A confidential space to discuss problems
For couples that feel their problems are insurmountable, I provide a confidential space where they can voice their hurts, hopes, upsets, dreams and disappointments and all are heard. My focus is to provide a non-judgmental environment where couples can risk speaking their truth so that we can identify the beliefs and behaviours that are keeping them in hurtful or unhealthy patterns. From this we will agree practical and realistic suggestions that they can take home and put into practice. I will provide support throughout the highs and lows of this process, until the couple feel confident that they have emerged from their stuck place.
A significant aspect of my work relates to supporting couples where sex is the key problem – this can be lack of sex, difference in sexual appetites, sexual performance difficulties or anything else related to adult sexual relationships.
When someone experiences a problem with their sexual response or feels dissatisfied with their sex life, it can feel so difficult to talk about it as they feel vulnerable and don’t want to risk causing upset or being judged. A natural response to sexual difficulties is to go into avoidance, this is easier than the risk of another upsetting or disappointing experience. Before long, not having sex becomes the norm and this can lead to a complete breakdown of all intimate interaction including affectionate gestures, heartfelt communication and physical closeness. For couples in this situation, I help them re-connect with each other before we explore how they can create a new sex life that is satisfying for both of them.
I also support people who have commenced the process of separation and divorce. Divorce can stir up so many feelings for the people involved – betrayal, grief, guilt, depression and anger to name but a few. There can also be a sense of failure and fear about the future. Divorce is a stressful experience and professional therapeutic support can provide a safe haven during this emotionally-charged time, a space where people can verbalise and work through their feelings and receive the level of support that they need. In this way, sex and relationship therapy can assist and smooth the whole process of mediation and divorce, reducing the levels of stress involved.
Quite often, after a divorce, people have a strong desire to move on with their life and put the past behind them. In reality, there is a risk of finding a new partner not dissimilar to their ex and repeating the same patterns to end up in another unhappy or stuck relationship.
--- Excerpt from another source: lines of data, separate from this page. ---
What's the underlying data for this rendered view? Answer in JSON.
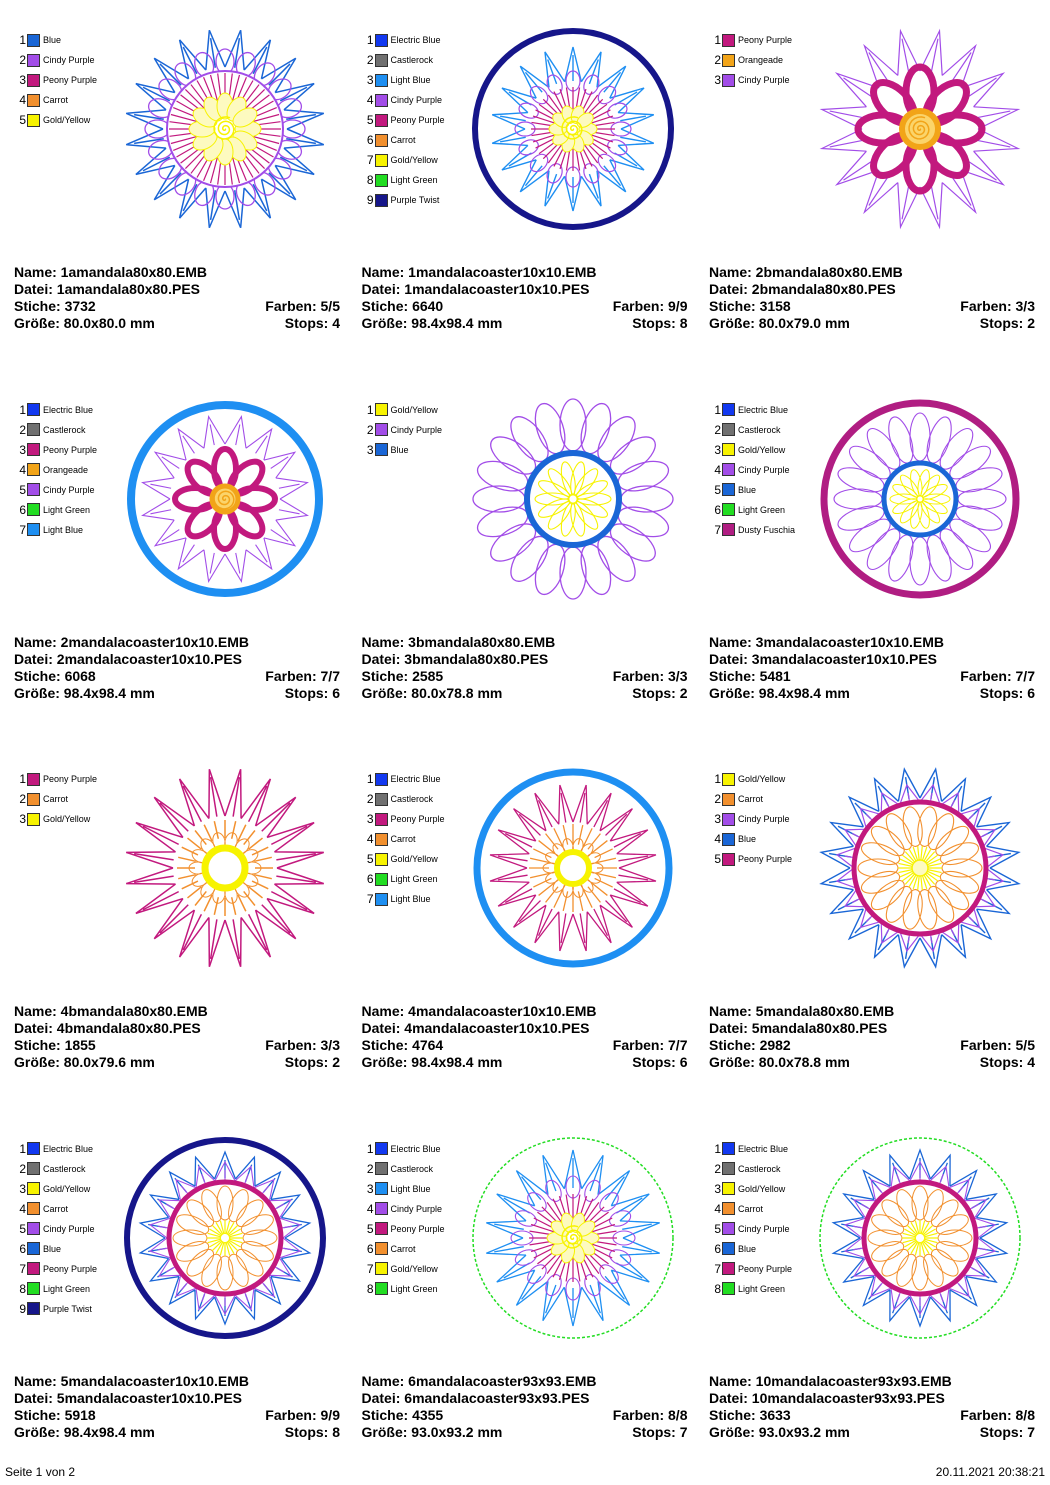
{
  "labels": {
    "name": "Name: ",
    "datei": "Datei: ",
    "stiche": "Stiche: ",
    "farben": "Farben: ",
    "groesse": "Größe: ",
    "stops": "Stops: "
  },
  "colors": {
    "Blue": "#1a66d6",
    "Electric Blue": "#1238f0",
    "Cindy Purple": "#a24de8",
    "Peony Purple": "#c2197e",
    "Carrot": "#f2902e",
    "Gold/Yellow": "#f7f300",
    "Castlerock": "#707070",
    "Light Blue": "#1e8ff2",
    "Purple Twist": "#16168a",
    "Orangeade": "#f2a418",
    "Light Green": "#22dd22",
    "Dusty Fuschia": "#b01d82"
  },
  "designs": [
    {
      "name": "1amandala80x80.EMB",
      "file": "1amandala80x80.PES",
      "stitches": "3732",
      "colors_count": "5/5",
      "size": "80.0x80.0 mm",
      "stops": "4",
      "thread_list": [
        "Blue",
        "Cindy Purple",
        "Peony Purple",
        "Carrot",
        "Gold/Yellow"
      ]
    },
    {
      "name": "1mandalacoaster10x10.EMB",
      "file": "1mandalacoaster10x10.PES",
      "stitches": "6640",
      "colors_count": "9/9",
      "size": "98.4x98.4 mm",
      "stops": "8",
      "thread_list": [
        "Electric Blue",
        "Castlerock",
        "Light Blue",
        "Cindy Purple",
        "Peony Purple",
        "Carrot",
        "Gold/Yellow",
        "Light Green",
        "Purple Twist"
      ]
    },
    {
      "name": "2bmandala80x80.EMB",
      "file": "2bmandala80x80.PES",
      "stitches": "3158",
      "colors_count": "3/3",
      "size": "80.0x79.0 mm",
      "stops": "2",
      "thread_list": [
        "Peony Purple",
        "Orangeade",
        "Cindy Purple"
      ]
    },
    {
      "name": "2mandalacoaster10x10.EMB",
      "file": "2mandalacoaster10x10.PES",
      "stitches": "6068",
      "colors_count": "7/7",
      "size": "98.4x98.4 mm",
      "stops": "6",
      "thread_list": [
        "Electric Blue",
        "Castlerock",
        "Peony Purple",
        "Orangeade",
        "Cindy Purple",
        "Light Green",
        "Light Blue"
      ]
    },
    {
      "name": "3bmandala80x80.EMB",
      "file": "3bmandala80x80.PES",
      "stitches": "2585",
      "colors_count": "3/3",
      "size": "80.0x78.8 mm",
      "stops": "2",
      "thread_list": [
        "Gold/Yellow",
        "Cindy Purple",
        "Blue"
      ]
    },
    {
      "name": "3mandalacoaster10x10.EMB",
      "file": "3mandalacoaster10x10.PES",
      "stitches": "5481",
      "colors_count": "7/7",
      "size": "98.4x98.4 mm",
      "stops": "6",
      "thread_list": [
        "Electric Blue",
        "Castlerock",
        "Gold/Yellow",
        "Cindy Purple",
        "Blue",
        "Light Green",
        "Dusty Fuschia"
      ]
    },
    {
      "name": "4bmandala80x80.EMB",
      "file": "4bmandala80x80.PES",
      "stitches": "1855",
      "colors_count": "3/3",
      "size": "80.0x79.6 mm",
      "stops": "2",
      "thread_list": [
        "Peony Purple",
        "Carrot",
        "Gold/Yellow"
      ]
    },
    {
      "name": "4mandalacoaster10x10.EMB",
      "file": "4mandalacoaster10x10.PES",
      "stitches": "4764",
      "colors_count": "7/7",
      "size": "98.4x98.4 mm",
      "stops": "6",
      "thread_list": [
        "Electric Blue",
        "Castlerock",
        "Peony Purple",
        "Carrot",
        "Gold/Yellow",
        "Light Green",
        "Light Blue"
      ]
    },
    {
      "name": "5mandala80x80.EMB",
      "file": "5mandala80x80.PES",
      "stitches": "2982",
      "colors_count": "5/5",
      "size": "80.0x78.8 mm",
      "stops": "4",
      "thread_list": [
        "Gold/Yellow",
        "Carrot",
        "Cindy Purple",
        "Blue",
        "Peony Purple"
      ]
    },
    {
      "name": "5mandalacoaster10x10.EMB",
      "file": "5mandalacoaster10x10.PES",
      "stitches": "5918",
      "colors_count": "9/9",
      "size": "98.4x98.4 mm",
      "stops": "8",
      "thread_list": [
        "Electric Blue",
        "Castlerock",
        "Gold/Yellow",
        "Carrot",
        "Cindy Purple",
        "Blue",
        "Peony Purple",
        "Light Green",
        "Purple Twist"
      ]
    },
    {
      "name": "6mandalacoaster93x93.EMB",
      "file": "6mandalacoaster93x93.PES",
      "stitches": "4355",
      "colors_count": "8/8",
      "size": "93.0x93.2 mm",
      "stops": "7",
      "thread_list": [
        "Electric Blue",
        "Castlerock",
        "Light Blue",
        "Cindy Purple",
        "Peony Purple",
        "Carrot",
        "Gold/Yellow",
        "Light Green"
      ]
    },
    {
      "name": "10mandalacoaster93x93.EMB",
      "file": "10mandalacoaster93x93.PES",
      "stitches": "3633",
      "colors_count": "8/8",
      "size": "93.0x93.2 mm",
      "stops": "7",
      "thread_list": [
        "Electric Blue",
        "Castlerock",
        "Gold/Yellow",
        "Carrot",
        "Cindy Purple",
        "Blue",
        "Peony Purple",
        "Light Green"
      ]
    }
  ],
  "footer": {
    "page": "Seite 1 von 2",
    "timestamp": "20.11.2021 20:38:21"
  }
}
Divorce can provide an opportunity for people to move forward, to create more of what they want from a relationship. I often work with people whose sexual confidence has taken a battering after a separation and maybe they are feeling apprehensive about dating again. It can be liberating and exciting for people to re-discover the possibilities of enjoyable intimacy and sexual pleasure.
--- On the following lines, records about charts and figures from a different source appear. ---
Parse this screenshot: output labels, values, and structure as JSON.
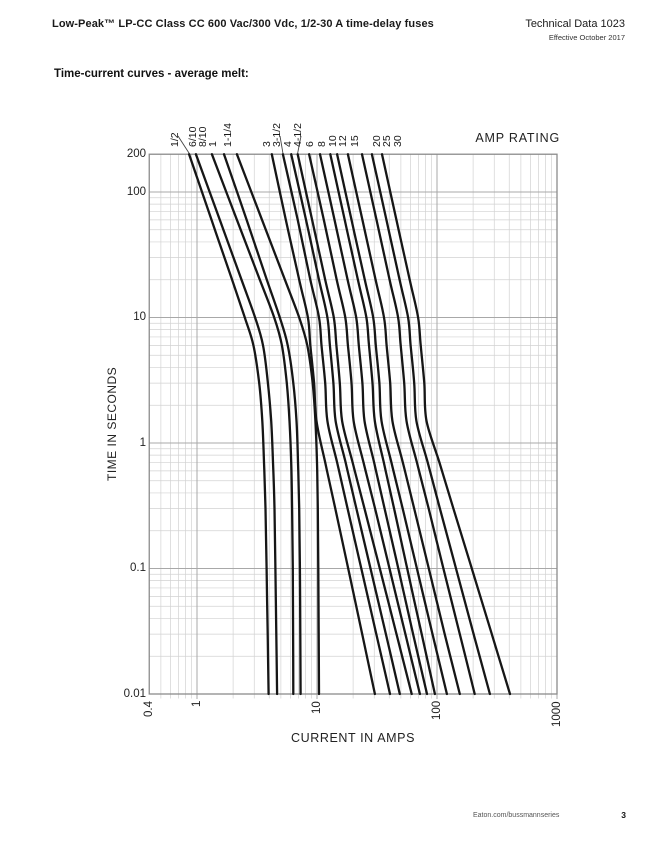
{
  "header": {
    "product_title": "Low-Peak™ LP-CC Class CC 600 Vac/300 Vdc, 1/2-30 A time-delay fuses",
    "doc_title": "Technical Data 1023",
    "effective_date": "Effective October 2017"
  },
  "section": {
    "heading": "Time-current curves - average melt:"
  },
  "footer": {
    "website": "Eaton.com/bussmannseries",
    "page_number": "3"
  },
  "chart_data": {
    "type": "line",
    "title": "AMP RATING",
    "xlabel": "CURRENT IN AMPS",
    "ylabel": "TIME IN SECONDS",
    "x_scale": "log",
    "y_scale": "log",
    "xlim": [
      0.4,
      1000
    ],
    "ylim": [
      0.01,
      200
    ],
    "grid": true,
    "colors": {
      "curve": "#161616",
      "grid_minor": "#d2d2d2",
      "grid_major": "#a8a8a8",
      "frame": "#8c8c8c",
      "leader": "#444444"
    },
    "x_ticks": [
      {
        "label": "0.4",
        "value": 0.4
      },
      {
        "label": "1",
        "value": 1
      },
      {
        "label": "10",
        "value": 10
      },
      {
        "label": "100",
        "value": 100
      },
      {
        "label": "1000",
        "value": 1000
      }
    ],
    "y_ticks": [
      {
        "label": "200",
        "value": 200
      },
      {
        "label": "100",
        "value": 100
      },
      {
        "label": "10",
        "value": 10
      },
      {
        "label": "1",
        "value": 1
      },
      {
        "label": "0.1",
        "value": 0.1
      },
      {
        "label": "0.01",
        "value": 0.01
      }
    ],
    "series": [
      {
        "name": "1/2",
        "label_x": 175,
        "leader": true,
        "points": [
          [
            0.86,
            200
          ],
          [
            1.32,
            60
          ],
          [
            1.96,
            20
          ],
          [
            2.5,
            10
          ],
          [
            2.95,
            6
          ],
          [
            3.3,
            3
          ],
          [
            3.5,
            1.5
          ],
          [
            3.62,
            0.7
          ],
          [
            3.72,
            0.3
          ],
          [
            3.8,
            0.1
          ],
          [
            3.88,
            0.03
          ],
          [
            3.95,
            0.01
          ]
        ]
      },
      {
        "name": "6/10",
        "label_x": 193,
        "leader": false,
        "points": [
          [
            0.98,
            200
          ],
          [
            1.55,
            60
          ],
          [
            2.35,
            20
          ],
          [
            3.05,
            10
          ],
          [
            3.55,
            6
          ],
          [
            3.9,
            3
          ],
          [
            4.15,
            1.5
          ],
          [
            4.3,
            0.7
          ],
          [
            4.42,
            0.3
          ],
          [
            4.5,
            0.1
          ],
          [
            4.58,
            0.03
          ],
          [
            4.65,
            0.01
          ]
        ]
      },
      {
        "name": "8/10",
        "label_x": 203,
        "leader": false,
        "points": [
          [
            1.33,
            200
          ],
          [
            2.15,
            60
          ],
          [
            3.34,
            20
          ],
          [
            4.4,
            10
          ],
          [
            5.1,
            6
          ],
          [
            5.6,
            3
          ],
          [
            5.9,
            1.5
          ],
          [
            6.1,
            0.7
          ],
          [
            6.2,
            0.3
          ],
          [
            6.28,
            0.1
          ],
          [
            6.32,
            0.03
          ],
          [
            6.35,
            0.01
          ]
        ]
      },
      {
        "name": "1",
        "label_x": 213,
        "leader": false,
        "points": [
          [
            1.68,
            200
          ],
          [
            2.59,
            60
          ],
          [
            3.82,
            20
          ],
          [
            4.9,
            10
          ],
          [
            5.7,
            6
          ],
          [
            6.35,
            3
          ],
          [
            6.75,
            1.5
          ],
          [
            6.95,
            0.7
          ],
          [
            7.1,
            0.3
          ],
          [
            7.2,
            0.1
          ],
          [
            7.26,
            0.03
          ],
          [
            7.3,
            0.01
          ]
        ]
      },
      {
        "name": "1-1/4",
        "label_x": 228,
        "leader": false,
        "points": [
          [
            2.15,
            200
          ],
          [
            3.48,
            60
          ],
          [
            5.4,
            20
          ],
          [
            7.1,
            10
          ],
          [
            8.3,
            6
          ],
          [
            9.2,
            3
          ],
          [
            9.7,
            1.5
          ],
          [
            10.0,
            0.7
          ],
          [
            10.15,
            0.3
          ],
          [
            10.25,
            0.1
          ],
          [
            10.33,
            0.03
          ],
          [
            10.4,
            0.01
          ]
        ]
      },
      {
        "name": "3",
        "label_x": 267,
        "leader": false,
        "points": [
          [
            4.2,
            200
          ],
          [
            5.5,
            60
          ],
          [
            7.1,
            20
          ],
          [
            8.4,
            10
          ],
          [
            8.8,
            6
          ],
          [
            9.45,
            3
          ],
          [
            9.9,
            1.5
          ],
          [
            11.7,
            0.7
          ],
          [
            14.2,
            0.3
          ],
          [
            18.2,
            0.1
          ],
          [
            23.8,
            0.03
          ],
          [
            30.4,
            0.01
          ]
        ]
      },
      {
        "name": "3-1/2",
        "label_x": 277,
        "leader": true,
        "points": [
          [
            5.2,
            200
          ],
          [
            6.9,
            60
          ],
          [
            8.8,
            20
          ],
          [
            10.4,
            10
          ],
          [
            10.9,
            6
          ],
          [
            11.7,
            3
          ],
          [
            12.2,
            1.5
          ],
          [
            14.7,
            0.7
          ],
          [
            18.0,
            0.3
          ],
          [
            23.4,
            0.1
          ],
          [
            31.2,
            0.03
          ],
          [
            40.6,
            0.01
          ]
        ]
      },
      {
        "name": "4",
        "label_x": 288,
        "leader": false,
        "points": [
          [
            6.1,
            200
          ],
          [
            8.1,
            60
          ],
          [
            10.4,
            20
          ],
          [
            12.2,
            10
          ],
          [
            12.8,
            6
          ],
          [
            13.7,
            3
          ],
          [
            14.3,
            1.5
          ],
          [
            17.3,
            0.7
          ],
          [
            21.3,
            0.3
          ],
          [
            27.9,
            0.1
          ],
          [
            37.5,
            0.03
          ],
          [
            49,
            0.01
          ]
        ]
      },
      {
        "name": "4-1/2",
        "label_x": 298,
        "leader": true,
        "points": [
          [
            6.9,
            200
          ],
          [
            9.1,
            60
          ],
          [
            11.7,
            20
          ],
          [
            13.8,
            10
          ],
          [
            14.5,
            6
          ],
          [
            15.5,
            3
          ],
          [
            16.2,
            1.5
          ],
          [
            19.8,
            0.7
          ],
          [
            24.9,
            0.3
          ],
          [
            33.4,
            0.1
          ],
          [
            46,
            0.03
          ],
          [
            61.6,
            0.01
          ]
        ]
      },
      {
        "name": "6",
        "label_x": 310,
        "leader": false,
        "points": [
          [
            8.6,
            200
          ],
          [
            11.4,
            60
          ],
          [
            14.6,
            20
          ],
          [
            17.2,
            10
          ],
          [
            18.1,
            6
          ],
          [
            19.4,
            3
          ],
          [
            20.2,
            1.5
          ],
          [
            24.4,
            0.7
          ],
          [
            30.5,
            0.3
          ],
          [
            40.2,
            0.1
          ],
          [
            54.5,
            0.03
          ],
          [
            72,
            0.01
          ]
        ]
      },
      {
        "name": "8",
        "label_x": 322,
        "leader": false,
        "points": [
          [
            10.6,
            200
          ],
          [
            14.0,
            60
          ],
          [
            18.0,
            20
          ],
          [
            21.2,
            10
          ],
          [
            22.3,
            6
          ],
          [
            23.9,
            3
          ],
          [
            24.9,
            1.5
          ],
          [
            29.9,
            0.7
          ],
          [
            36.6,
            0.3
          ],
          [
            47.6,
            0.1
          ],
          [
            63.2,
            0.03
          ],
          [
            82.5,
            0.01
          ]
        ]
      },
      {
        "name": "10",
        "label_x": 333,
        "leader": false,
        "points": [
          [
            12.9,
            200
          ],
          [
            17.0,
            60
          ],
          [
            21.9,
            20
          ],
          [
            25.8,
            10
          ],
          [
            27.1,
            6
          ],
          [
            29.0,
            3
          ],
          [
            30.3,
            1.5
          ],
          [
            36.0,
            0.7
          ],
          [
            43.9,
            0.3
          ],
          [
            56.4,
            0.1
          ],
          [
            74.5,
            0.03
          ],
          [
            96,
            0.01
          ]
        ]
      },
      {
        "name": "12",
        "label_x": 343,
        "leader": false,
        "points": [
          [
            14.7,
            200
          ],
          [
            19.4,
            60
          ],
          [
            25.0,
            20
          ],
          [
            29.4,
            10
          ],
          [
            30.9,
            6
          ],
          [
            33.1,
            3
          ],
          [
            34.5,
            1.5
          ],
          [
            41.7,
            0.7
          ],
          [
            51.8,
            0.3
          ],
          [
            68,
            0.1
          ],
          [
            91.8,
            0.03
          ],
          [
            121,
            0.01
          ]
        ]
      },
      {
        "name": "15",
        "label_x": 355,
        "leader": false,
        "points": [
          [
            18.1,
            200
          ],
          [
            23.9,
            60
          ],
          [
            30.8,
            20
          ],
          [
            36.2,
            10
          ],
          [
            38.0,
            6
          ],
          [
            40.7,
            3
          ],
          [
            42.5,
            1.5
          ],
          [
            51.9,
            0.7
          ],
          [
            64.6,
            0.3
          ],
          [
            85.4,
            0.1
          ],
          [
            116,
            0.03
          ],
          [
            155,
            0.01
          ]
        ]
      },
      {
        "name": "20",
        "label_x": 377,
        "leader": false,
        "points": [
          [
            23.7,
            200
          ],
          [
            31.3,
            60
          ],
          [
            40.3,
            20
          ],
          [
            47.4,
            10
          ],
          [
            49.8,
            6
          ],
          [
            53.3,
            3
          ],
          [
            55.7,
            1.5
          ],
          [
            68,
            0.7
          ],
          [
            85.2,
            0.3
          ],
          [
            113,
            0.1
          ],
          [
            155,
            0.03
          ],
          [
            206,
            0.01
          ]
        ]
      },
      {
        "name": "25",
        "label_x": 387,
        "leader": false,
        "points": [
          [
            28.7,
            200
          ],
          [
            37.9,
            60
          ],
          [
            48.8,
            20
          ],
          [
            57.4,
            10
          ],
          [
            60.3,
            6
          ],
          [
            64.6,
            3
          ],
          [
            67.4,
            1.5
          ],
          [
            83.6,
            0.7
          ],
          [
            105.8,
            0.3
          ],
          [
            144,
            0.1
          ],
          [
            202,
            0.03
          ],
          [
            276,
            0.01
          ]
        ]
      },
      {
        "name": "30",
        "label_x": 398,
        "leader": false,
        "points": [
          [
            34.8,
            200
          ],
          [
            45.9,
            60
          ],
          [
            59.2,
            20
          ],
          [
            69.6,
            10
          ],
          [
            73.1,
            6
          ],
          [
            78.3,
            3
          ],
          [
            81.8,
            1.5
          ],
          [
            104.7,
            0.7
          ],
          [
            137,
            0.3
          ],
          [
            195,
            0.1
          ],
          [
            286,
            0.03
          ],
          [
            406,
            0.01
          ]
        ]
      }
    ]
  }
}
What to expect from therapy
Finally, I am often asked what can be expected from an initial therapy session. The first session is an opportunity to meet in person, for me to understand what the client wants and to get an understanding of their situation. I expect to confirm whether I can provide the support they are looking for and give an idea of how we will be working together. My experience is that one of the most significant things sex and relationship therapy provides is the space and time for clients to speak their truth, which can sometimes feel like the ‘unspeakable’. All I require from clients is a degree of willingness to change.